Decision trees with 1 node and 1 feature: do they reduce to linear regression or logistics regression?

Hi all!

I am curious whether the basic logistic regression and linear regression fits are hiding somewhere in the decision tree algorithm. In particular, I wonder if:

  1. consider a decision tree with 1 continuous feature and a binary output. Take a tree with only a single node, so we only have a single threshold to classify the data. If we were to do logistic regression on the same problem, and classify with a threshold of likelihood > 0.5, would this generate the same algorithm? I am wondering this because the logistic cost function looks a lot like the formula for the information gained.

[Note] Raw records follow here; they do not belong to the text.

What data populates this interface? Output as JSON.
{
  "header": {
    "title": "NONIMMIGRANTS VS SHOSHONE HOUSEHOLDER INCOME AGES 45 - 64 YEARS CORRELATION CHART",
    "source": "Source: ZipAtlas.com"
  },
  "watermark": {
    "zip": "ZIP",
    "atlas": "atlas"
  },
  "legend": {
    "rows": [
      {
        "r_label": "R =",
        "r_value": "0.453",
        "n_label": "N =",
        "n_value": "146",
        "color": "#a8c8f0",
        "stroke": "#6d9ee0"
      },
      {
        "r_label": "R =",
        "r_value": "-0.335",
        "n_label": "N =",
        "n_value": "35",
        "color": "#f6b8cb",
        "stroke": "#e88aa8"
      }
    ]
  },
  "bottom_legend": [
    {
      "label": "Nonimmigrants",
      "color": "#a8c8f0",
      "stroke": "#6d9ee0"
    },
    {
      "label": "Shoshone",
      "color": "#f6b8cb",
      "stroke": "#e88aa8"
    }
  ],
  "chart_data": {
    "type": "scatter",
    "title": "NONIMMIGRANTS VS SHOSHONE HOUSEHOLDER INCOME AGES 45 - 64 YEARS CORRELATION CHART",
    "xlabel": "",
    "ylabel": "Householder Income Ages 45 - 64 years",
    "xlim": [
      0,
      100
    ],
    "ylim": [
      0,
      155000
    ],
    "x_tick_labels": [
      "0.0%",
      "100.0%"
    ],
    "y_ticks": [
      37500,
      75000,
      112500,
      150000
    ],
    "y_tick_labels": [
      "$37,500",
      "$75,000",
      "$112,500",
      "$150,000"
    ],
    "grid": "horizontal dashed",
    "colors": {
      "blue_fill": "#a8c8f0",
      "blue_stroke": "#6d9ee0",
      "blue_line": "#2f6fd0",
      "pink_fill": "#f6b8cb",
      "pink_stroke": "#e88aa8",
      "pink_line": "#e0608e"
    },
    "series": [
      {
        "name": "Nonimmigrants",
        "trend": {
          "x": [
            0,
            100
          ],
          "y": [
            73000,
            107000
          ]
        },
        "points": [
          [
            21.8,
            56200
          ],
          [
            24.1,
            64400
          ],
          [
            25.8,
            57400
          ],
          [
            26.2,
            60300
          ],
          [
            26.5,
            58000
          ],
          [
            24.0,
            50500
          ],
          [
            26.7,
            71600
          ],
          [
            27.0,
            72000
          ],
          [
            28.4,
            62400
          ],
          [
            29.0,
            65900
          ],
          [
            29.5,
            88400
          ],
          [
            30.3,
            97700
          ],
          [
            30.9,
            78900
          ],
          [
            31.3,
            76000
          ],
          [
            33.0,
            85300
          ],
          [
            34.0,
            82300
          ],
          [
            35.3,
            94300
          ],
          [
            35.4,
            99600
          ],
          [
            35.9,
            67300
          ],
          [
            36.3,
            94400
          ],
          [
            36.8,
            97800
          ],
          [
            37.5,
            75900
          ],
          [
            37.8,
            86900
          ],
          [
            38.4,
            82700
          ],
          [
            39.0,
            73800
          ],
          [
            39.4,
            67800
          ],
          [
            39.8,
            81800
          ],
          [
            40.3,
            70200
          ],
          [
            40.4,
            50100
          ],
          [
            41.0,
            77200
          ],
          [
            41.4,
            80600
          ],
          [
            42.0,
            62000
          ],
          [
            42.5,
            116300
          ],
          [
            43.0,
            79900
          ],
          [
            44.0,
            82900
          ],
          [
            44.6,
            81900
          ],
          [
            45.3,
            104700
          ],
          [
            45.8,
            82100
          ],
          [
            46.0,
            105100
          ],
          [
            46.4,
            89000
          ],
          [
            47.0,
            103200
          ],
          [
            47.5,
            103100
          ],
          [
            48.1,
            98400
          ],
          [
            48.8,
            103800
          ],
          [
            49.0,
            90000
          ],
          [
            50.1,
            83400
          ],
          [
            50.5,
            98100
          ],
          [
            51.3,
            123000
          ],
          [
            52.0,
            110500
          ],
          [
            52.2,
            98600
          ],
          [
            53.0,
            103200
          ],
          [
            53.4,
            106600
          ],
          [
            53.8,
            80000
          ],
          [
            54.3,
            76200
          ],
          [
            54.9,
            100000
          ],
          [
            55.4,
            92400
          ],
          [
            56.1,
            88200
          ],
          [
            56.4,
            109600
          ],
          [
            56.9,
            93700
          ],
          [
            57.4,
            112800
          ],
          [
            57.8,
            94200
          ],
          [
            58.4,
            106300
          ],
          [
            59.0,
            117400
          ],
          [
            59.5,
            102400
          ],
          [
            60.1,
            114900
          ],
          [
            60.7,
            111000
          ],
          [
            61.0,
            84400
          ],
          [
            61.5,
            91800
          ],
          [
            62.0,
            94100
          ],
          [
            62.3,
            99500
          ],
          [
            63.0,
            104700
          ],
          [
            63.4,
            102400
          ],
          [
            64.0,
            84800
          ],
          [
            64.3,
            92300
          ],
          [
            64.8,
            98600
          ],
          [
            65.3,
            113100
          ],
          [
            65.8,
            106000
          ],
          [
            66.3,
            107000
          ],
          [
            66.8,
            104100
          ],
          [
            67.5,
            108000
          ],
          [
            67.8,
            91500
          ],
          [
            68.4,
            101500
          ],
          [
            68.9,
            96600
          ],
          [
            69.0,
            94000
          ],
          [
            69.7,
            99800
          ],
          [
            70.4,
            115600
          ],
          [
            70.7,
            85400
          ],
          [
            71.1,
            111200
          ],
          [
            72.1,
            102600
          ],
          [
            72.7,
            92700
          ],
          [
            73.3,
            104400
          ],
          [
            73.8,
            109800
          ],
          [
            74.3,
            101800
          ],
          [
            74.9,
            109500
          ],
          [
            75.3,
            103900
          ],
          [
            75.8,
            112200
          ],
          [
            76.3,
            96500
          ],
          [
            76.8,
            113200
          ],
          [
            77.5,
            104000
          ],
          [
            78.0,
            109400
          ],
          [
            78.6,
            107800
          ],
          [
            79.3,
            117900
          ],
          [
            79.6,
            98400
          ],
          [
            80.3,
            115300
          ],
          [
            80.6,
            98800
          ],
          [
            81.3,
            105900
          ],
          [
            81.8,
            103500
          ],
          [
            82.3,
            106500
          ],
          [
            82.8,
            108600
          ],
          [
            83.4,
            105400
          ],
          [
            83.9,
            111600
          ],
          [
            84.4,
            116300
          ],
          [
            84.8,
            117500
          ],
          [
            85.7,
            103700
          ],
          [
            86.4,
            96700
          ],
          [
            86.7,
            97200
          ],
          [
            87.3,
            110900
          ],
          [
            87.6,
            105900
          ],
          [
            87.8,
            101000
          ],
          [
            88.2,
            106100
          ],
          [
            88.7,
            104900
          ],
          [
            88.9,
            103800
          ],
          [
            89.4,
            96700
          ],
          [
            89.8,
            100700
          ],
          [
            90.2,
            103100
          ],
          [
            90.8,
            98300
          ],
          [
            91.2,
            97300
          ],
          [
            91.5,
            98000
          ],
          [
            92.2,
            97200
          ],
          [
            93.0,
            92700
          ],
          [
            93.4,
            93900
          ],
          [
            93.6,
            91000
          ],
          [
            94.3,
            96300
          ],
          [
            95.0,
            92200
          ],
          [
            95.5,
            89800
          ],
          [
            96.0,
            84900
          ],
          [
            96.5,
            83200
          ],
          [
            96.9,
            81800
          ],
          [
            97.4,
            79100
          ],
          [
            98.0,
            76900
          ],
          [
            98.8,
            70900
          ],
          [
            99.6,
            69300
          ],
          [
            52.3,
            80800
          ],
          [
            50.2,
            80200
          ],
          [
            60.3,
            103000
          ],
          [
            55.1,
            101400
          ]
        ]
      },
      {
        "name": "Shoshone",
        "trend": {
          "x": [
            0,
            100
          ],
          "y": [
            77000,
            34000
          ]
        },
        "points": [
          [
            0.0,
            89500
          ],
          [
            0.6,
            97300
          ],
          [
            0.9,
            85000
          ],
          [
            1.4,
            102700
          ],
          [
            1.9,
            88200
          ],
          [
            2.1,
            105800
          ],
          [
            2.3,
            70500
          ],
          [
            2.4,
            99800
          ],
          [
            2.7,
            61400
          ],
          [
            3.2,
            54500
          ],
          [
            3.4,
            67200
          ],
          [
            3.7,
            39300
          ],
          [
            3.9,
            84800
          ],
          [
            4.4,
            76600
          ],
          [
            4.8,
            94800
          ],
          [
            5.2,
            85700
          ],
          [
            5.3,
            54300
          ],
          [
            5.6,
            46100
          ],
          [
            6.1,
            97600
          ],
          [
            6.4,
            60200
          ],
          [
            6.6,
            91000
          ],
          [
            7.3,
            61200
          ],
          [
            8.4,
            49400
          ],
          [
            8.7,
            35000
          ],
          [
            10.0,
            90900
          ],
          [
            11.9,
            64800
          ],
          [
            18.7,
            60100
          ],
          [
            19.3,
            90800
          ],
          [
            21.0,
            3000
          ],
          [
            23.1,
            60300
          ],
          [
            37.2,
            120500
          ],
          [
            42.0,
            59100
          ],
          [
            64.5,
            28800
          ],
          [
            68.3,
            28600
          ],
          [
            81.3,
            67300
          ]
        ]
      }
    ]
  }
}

  2. Consider a decision tree with a single binary feature and a continuous output variable. Take a tree with a single node (so the predicted output value can only take two possible values. If we were to do linear regression on the same problem, does this generate the same algorithm? (because the input is either 0 or 1, again there are only two possible predictions.) I am wondering this because the cost function for the decision tree is based on the variance, which looks very similar to the mean of squared differences function.

Thank you for your time and any comments.

Lucas

Hello @shostakovich,

These are interesting thoughts! I suppose your investigations can start with the following two steps

  1. hand write down a simple dataset that can lead to optimized models that examplify your ideas.

  2. Actually train some models with sklearn using the same simple dataset.

Then we can compare them and see if we can figure something out. Perhaps you might focus on only one of the two ideas first.